A suitable investment option, the National Pension System or NPS (Tier I) comes with strong merits like extra low expenses, additional tax benefits, and so on.
Although its long lock-in period is generally seen as a disadvantage, it is a blessing in disguise for investors who find it difficult to be disciplined with their retirement savings.
During this tax-saving season, we bring to you a comprehensive comparison of different NPS plans, shed light on the best ones and share how to build your NPS portfolio.

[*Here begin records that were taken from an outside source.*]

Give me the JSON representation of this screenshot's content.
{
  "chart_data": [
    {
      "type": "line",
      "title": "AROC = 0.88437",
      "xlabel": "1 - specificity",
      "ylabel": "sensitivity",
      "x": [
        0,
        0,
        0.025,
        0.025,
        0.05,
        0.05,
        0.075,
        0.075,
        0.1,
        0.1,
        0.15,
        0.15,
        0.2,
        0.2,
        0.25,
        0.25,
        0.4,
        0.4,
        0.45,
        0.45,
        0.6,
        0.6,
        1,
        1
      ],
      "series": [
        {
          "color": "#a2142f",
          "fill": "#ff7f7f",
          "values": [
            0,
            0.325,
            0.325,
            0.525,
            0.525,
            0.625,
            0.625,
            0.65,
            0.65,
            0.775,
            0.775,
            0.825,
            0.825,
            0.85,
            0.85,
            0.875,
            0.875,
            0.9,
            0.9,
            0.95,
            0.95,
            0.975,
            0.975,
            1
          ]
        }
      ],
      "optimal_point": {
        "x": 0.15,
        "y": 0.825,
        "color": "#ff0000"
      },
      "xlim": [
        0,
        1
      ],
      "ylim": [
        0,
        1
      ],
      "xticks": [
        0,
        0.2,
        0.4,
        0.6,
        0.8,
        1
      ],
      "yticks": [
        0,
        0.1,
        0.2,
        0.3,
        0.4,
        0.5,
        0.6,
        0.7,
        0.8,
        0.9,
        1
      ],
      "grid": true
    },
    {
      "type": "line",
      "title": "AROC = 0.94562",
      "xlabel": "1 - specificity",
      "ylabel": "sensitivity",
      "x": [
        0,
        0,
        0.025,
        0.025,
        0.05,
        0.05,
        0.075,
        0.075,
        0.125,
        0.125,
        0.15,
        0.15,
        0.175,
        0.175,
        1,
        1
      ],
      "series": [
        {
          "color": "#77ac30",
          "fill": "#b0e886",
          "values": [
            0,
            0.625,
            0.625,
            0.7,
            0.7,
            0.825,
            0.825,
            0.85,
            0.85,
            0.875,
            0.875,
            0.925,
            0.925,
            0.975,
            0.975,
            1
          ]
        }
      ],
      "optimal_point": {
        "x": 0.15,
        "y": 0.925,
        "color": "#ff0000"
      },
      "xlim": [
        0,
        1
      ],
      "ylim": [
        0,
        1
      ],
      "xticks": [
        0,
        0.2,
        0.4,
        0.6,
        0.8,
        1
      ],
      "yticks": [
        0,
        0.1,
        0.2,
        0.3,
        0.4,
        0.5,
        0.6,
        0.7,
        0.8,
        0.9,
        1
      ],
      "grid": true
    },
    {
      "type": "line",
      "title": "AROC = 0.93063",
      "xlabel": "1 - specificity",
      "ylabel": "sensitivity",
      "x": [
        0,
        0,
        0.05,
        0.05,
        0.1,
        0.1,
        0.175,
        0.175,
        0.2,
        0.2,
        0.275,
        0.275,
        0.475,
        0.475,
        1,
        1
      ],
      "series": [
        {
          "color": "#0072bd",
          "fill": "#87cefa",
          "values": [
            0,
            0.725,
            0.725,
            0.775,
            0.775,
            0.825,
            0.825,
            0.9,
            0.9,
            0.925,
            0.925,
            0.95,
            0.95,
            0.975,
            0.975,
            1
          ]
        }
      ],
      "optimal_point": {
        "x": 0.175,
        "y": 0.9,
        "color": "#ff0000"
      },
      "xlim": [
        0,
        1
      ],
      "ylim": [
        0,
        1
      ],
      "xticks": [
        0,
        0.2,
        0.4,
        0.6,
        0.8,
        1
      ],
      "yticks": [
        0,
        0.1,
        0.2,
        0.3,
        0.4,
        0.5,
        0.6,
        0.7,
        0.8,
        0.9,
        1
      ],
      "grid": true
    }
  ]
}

When it comes to investing in the NPS, an investor can opt for any of the seven pension fund managers [Aditya Birla Sun Life (ABSL), HDFC, ICICI Prudential, Kotak Mahindra, LIC, SBI, and UTI Retirement Solutions) and three plans offered by each (equity, corporate bond, and government bond). We have not considered alternative investments, which can at best get the allocation of 5 percent, in this study.
Best in the equity segment (Scheme E)
According to regulatory-investment guidelines, this scheme mainly sticks to the universe of large- and mid-cap stocks. In terms of their overall portfolio construct, all equity plans of NPS Tier I are conservatively managed, with about 95 percent of the money invested in large-cap stocks. Thus, the portfolio complexion of all these funds remains the same. However, when it comes to performance, one can easily pick the winner.
An evaluation based on rolling five-year returns reveals that the best and the worst plans generally differ by about 2-2.5 percent per annum. And it can make a big difference to your overall wealth in the long term.